Still, for many years, Roth IRAs held one major advantage over Roth 401(k)s -- they were the only tax-favored retirement savings plan to not impose required minimum distributions (RMDs). But a new rule change will make it so that starting in 2024, Roth 401(k)s will no longer impose RMDs, either. And that could be a real game-changer.

When you want complete control over your money

RMDs are still required for traditional IRAs and 401(k) plans. And the penalty for not taking them is harsh -- though less harsh than it used to be, as it was recently reduced from 50% to 25%.

Now when you're forced to take an RMD from a traditional IRA or 401(k), it immediately creates a tax liability for you.

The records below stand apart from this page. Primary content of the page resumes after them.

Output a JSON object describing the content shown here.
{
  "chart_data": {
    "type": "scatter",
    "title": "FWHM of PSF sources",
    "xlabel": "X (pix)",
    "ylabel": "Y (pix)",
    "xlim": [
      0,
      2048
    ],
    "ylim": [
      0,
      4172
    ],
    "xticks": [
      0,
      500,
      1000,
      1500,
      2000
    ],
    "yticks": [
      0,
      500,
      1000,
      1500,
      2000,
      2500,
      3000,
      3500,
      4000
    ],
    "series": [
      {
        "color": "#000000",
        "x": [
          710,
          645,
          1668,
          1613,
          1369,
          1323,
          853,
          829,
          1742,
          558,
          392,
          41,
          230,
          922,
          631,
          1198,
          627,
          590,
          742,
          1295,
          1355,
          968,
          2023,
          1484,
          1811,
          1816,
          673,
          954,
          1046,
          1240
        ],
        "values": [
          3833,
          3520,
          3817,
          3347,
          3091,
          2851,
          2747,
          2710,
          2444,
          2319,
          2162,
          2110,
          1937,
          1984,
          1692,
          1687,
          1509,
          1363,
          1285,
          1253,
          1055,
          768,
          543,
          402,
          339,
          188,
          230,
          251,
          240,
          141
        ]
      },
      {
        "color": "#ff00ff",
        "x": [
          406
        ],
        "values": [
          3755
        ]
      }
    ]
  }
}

That was never the case with Roth 401(k)s, since withdrawals from any Roth account are tax-free.

But still, the idea of having to remove funds from your savings may not sit well with you, even if you're not required to pay taxes on those distributions. After all, it's your money. If you want to keep it invested in a tax-advantaged manner and perhaps leave some to your heirs, shouldn't that be your right?

The good news is that beginning in 2024, Roth 401(k) won't force savers to take RMDs. Now if you already have a Roth 401(k) and are old enough to be on the hook for an RMD this year, you have to take it or otherwise risk a penalty. But starting next year, that won't be the case.

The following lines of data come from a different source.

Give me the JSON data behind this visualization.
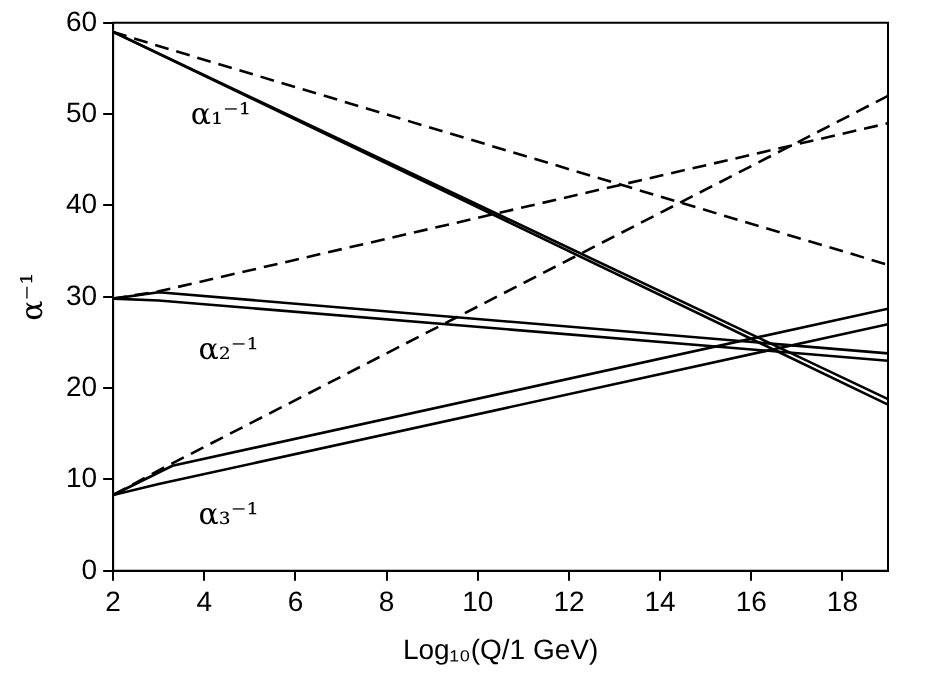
{
  "chart_data": {
    "type": "line",
    "xlabel": "Log₁₀(Q/1 GeV)",
    "ylabel": "α⁻¹",
    "xlim": [
      2,
      19
    ],
    "ylim": [
      0,
      60
    ],
    "xticks": [
      2,
      4,
      6,
      8,
      10,
      12,
      14,
      16,
      18
    ],
    "yticks": [
      0,
      10,
      20,
      30,
      40,
      50,
      60
    ],
    "grid": false,
    "legend": false,
    "marker": "none",
    "series": [
      {
        "color": "#000000",
        "line_style": "dashed",
        "x": [
          2,
          3.3,
          19
        ],
        "values": [
          59,
          57,
          33.5
        ]
      },
      {
        "color": "#000000",
        "line_style": "dashed",
        "x": [
          2,
          3,
          19
        ],
        "values": [
          29.8,
          30.6,
          49
        ]
      },
      {
        "color": "#000000",
        "line_style": "dashed",
        "x": [
          2,
          3,
          19
        ],
        "values": [
          8.3,
          11,
          52
        ]
      },
      {
        "color": "#000000",
        "line_style": "solid",
        "x": [
          2,
          19
        ],
        "values": [
          59,
          18.8
        ]
      },
      {
        "color": "#000000",
        "line_style": "solid",
        "x": [
          2,
          19
        ],
        "values": [
          59,
          18.2
        ]
      },
      {
        "color": "#000000",
        "line_style": "solid",
        "x": [
          2,
          3,
          19
        ],
        "values": [
          29.8,
          30.5,
          23.8
        ]
      },
      {
        "color": "#000000",
        "line_style": "solid",
        "x": [
          2,
          3,
          19
        ],
        "values": [
          29.8,
          29.6,
          23
        ]
      },
      {
        "color": "#000000",
        "line_style": "solid",
        "x": [
          2,
          3.3,
          19
        ],
        "values": [
          8.3,
          11.5,
          28.7
        ]
      },
      {
        "color": "#000000",
        "line_style": "solid",
        "x": [
          2,
          3,
          19
        ],
        "values": [
          8.3,
          9.5,
          27
        ]
      }
    ],
    "annotations": [
      "α₁⁻¹",
      "α₂⁻¹",
      "α₃⁻¹"
    ]
  }
}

This also means that if you've avoided putting money into a Roth 401(k) in the past because you didn't like the idea of having to take RMDs, that's longer an issue. So you may want to consider funding a Roth 401(k) if that's an option through your employer's retirement savings plan.

Will RMDs go away completely?

It's unlikely that the IRS will do away with RMDs for traditional retirement savings plans. The reason is that unlike Roth accounts, traditional retirement savings plans give you an up-front tax break on your money. So the IRS is inclined to want you to take withdrawals from your savings in your lifetime so that it can collect some tax revenue from you during your senior years.

That said, the rules around RMDs in general have gotten a little more palatable. In addition to lower penalties and not having to take RMDs in a Roth 401(k), the age at which RMDs kicks in is being pushed back from 72 to 73, and then eventually to 75. So even if you save in an account that's subject to RMDs, you'll have the option to leave your money untouched a little longer.